Historiquement, la conservation des techniques fut un des objets des sociétés secrètes. Les prêtres égyptiens gardaient jalousement les lois de la géométrie plane. Des recherches récentes ont établi l'existence à Bagdad d'une société détenant le secret de la pile électrique et le monopole de la galvanoplastie, voici deux mille ans. Au Moyen Âge, en France, en Allemagne, en Espagne, s'étaient formées des guildes de techniciens. Voyez l'histoire de l'Alchimie. Voyez le secret de la coloration du verre en rouge, par l'introduction de l'or au moment de la fusion. Voyez le secret du feu grégeois, huile de lin coagulée avec la gélatine, ancêtre du napalm. Tous les secrets du Moyen Âge n'ont pas été retrouvés : celui du verre minéral flexible, celui du procédé simple pour obtenir la lumière froide, etc. De même nous assistons à l'apparition de groupes de techniciens gardant des secrets de fabrication, qu'il s'agisse de techniques artisanales comme la fabrication des harmonicas ou des billes de verre, ou de techniques industrielles comme la production d'essence synthétique. Dans les grandes usines atomiques américaines, les physiciens portent des insignes qui indiquent leur degré de savoir et de responsabilité. On ne peut adresser la parole qu'au porteur du même insigne. Il y a des clubs, les amitiés et les amours se forment à l'intérieur de la catégorie. Ainsi se constituent des milieux fermés tout à fait semblables aux Guildes du Moyen Âge, qu'il s'agisse d'aviation à réaction, de cyclotrons, ou d'électronique. En 1956, trente-cinq étudiants chinois sortant de l'institut de technologie du Massachusetts, demandèrent à rentrer chez eux. Ils n'avaient pas travaillé sur des problèmes militaires, cependant on s'avisa qu'ils savaient beaucoup trop de choses. On leur interdit le retour. Le gouvernement chinois, très désireux de récupérer ces jeunes gens éclairés, proposa, en échange, des aviateurs américains détenus sous l'inculpation d'espionnage.

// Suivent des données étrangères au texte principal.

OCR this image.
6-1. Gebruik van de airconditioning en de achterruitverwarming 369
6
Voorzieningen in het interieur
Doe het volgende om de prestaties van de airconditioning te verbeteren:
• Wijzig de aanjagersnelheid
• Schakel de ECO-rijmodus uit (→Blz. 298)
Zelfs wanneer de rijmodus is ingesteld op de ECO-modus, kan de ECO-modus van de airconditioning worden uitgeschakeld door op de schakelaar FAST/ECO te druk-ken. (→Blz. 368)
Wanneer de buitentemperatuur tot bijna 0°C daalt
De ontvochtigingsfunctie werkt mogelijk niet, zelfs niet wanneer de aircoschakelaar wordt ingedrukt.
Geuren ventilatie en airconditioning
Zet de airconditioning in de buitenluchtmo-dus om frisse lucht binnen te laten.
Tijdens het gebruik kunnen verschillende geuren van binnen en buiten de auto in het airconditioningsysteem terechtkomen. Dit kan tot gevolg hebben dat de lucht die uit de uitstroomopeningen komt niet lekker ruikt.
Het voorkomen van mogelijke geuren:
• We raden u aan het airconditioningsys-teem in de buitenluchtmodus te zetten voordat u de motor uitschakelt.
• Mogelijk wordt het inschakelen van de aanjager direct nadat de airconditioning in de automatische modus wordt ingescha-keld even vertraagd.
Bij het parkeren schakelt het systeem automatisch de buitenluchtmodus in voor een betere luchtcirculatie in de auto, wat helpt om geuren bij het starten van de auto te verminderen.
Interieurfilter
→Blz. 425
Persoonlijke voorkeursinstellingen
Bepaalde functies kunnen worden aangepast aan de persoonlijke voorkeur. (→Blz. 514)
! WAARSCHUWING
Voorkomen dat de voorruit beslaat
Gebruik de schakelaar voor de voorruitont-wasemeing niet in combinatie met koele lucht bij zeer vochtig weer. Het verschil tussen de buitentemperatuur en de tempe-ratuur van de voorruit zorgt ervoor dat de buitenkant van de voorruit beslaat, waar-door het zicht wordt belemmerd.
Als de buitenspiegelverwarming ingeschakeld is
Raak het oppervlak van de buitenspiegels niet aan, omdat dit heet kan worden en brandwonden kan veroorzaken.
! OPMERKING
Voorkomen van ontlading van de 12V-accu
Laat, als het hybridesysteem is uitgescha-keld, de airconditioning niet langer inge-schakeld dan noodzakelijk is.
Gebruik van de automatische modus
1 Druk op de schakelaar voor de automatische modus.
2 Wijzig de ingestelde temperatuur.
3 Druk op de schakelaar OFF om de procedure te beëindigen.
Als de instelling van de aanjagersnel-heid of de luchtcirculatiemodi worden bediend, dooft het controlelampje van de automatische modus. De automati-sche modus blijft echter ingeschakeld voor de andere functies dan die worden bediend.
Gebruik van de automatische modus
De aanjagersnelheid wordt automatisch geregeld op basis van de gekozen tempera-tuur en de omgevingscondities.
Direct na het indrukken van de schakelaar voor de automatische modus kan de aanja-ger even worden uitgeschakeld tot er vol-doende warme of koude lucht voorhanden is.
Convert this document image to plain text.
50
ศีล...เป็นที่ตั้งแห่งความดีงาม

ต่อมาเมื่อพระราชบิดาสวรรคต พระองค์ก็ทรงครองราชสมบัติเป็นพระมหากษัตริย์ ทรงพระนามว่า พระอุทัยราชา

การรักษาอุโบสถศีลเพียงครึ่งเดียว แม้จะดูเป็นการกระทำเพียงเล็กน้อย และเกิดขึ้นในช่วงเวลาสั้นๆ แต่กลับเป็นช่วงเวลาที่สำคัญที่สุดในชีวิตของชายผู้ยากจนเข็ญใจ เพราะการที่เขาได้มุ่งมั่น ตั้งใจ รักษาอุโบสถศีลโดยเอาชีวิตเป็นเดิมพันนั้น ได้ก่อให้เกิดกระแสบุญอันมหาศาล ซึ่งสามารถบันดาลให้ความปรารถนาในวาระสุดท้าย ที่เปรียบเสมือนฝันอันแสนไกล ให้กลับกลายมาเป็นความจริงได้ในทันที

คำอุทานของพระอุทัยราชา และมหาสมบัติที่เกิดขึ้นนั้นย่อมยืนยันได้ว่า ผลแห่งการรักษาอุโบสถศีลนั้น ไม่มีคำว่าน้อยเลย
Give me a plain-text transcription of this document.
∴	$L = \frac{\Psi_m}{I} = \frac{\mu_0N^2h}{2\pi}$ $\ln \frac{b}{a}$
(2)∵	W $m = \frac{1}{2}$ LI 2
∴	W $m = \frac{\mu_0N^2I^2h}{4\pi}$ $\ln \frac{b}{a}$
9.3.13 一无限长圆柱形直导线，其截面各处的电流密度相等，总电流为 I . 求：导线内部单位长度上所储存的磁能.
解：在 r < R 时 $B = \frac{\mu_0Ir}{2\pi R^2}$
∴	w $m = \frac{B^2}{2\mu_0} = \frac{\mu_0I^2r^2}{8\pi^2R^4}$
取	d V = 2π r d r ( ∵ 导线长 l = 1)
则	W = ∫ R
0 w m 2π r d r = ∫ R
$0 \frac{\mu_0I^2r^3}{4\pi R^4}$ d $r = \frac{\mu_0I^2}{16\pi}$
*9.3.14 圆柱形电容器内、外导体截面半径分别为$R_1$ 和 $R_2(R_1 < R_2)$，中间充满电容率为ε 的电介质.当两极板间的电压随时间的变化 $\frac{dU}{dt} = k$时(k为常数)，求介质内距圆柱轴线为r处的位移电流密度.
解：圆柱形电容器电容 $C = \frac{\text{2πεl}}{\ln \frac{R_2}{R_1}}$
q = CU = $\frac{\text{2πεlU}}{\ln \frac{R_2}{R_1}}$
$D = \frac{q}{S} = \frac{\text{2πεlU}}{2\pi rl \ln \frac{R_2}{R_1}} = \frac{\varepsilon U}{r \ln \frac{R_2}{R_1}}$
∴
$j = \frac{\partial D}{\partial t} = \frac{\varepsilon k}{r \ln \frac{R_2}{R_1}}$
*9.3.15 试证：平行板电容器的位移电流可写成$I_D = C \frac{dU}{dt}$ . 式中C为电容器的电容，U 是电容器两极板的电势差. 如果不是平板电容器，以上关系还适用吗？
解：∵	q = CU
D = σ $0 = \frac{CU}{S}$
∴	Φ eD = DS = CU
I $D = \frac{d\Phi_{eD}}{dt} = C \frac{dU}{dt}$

La surveillance des techniques et secrets scientifiques ne peut être confiée aux policiers. Ou plutôt, les spécialistes de la sécurité sont aujourd'hui obligés d'apprendre les sciences et techniques qu'ils ont mission de garder. On dresse ces spécialistes à travailler dans les laboratoires nucléaires, et les physiciens nucléaires à assurer eux-mêmes leur sécurité. De sorte qu'on voit se créer une caste plus puissante que les gouvernements et les polices politiques.

Enfin, le tableau se trouve complété si l'on songe aux groupements de techniciens disposés à travailler pour les pays les plus offrants. Ce sont les nouveaux mercenaires. Ce sont les « épées à louer » de notre civilisation, où le condottiere porte blouse blanche, l'Afrique du Sud, l'Argentine, l'Inde sont leurs meilleurs terrains d'action. Ils s'y taillent de véritables empires.


Remontons vers les faits moins visibles, mais plus importants. Nous y verrons le retour à l'âge des Adeptes. « Rien dans l'univers ne peut résister à l'ardeur convergente d'un nombre suffisamment grand d'intelligences groupées et organisées », disait en confidence Teilhard de Chardin à George Magloire.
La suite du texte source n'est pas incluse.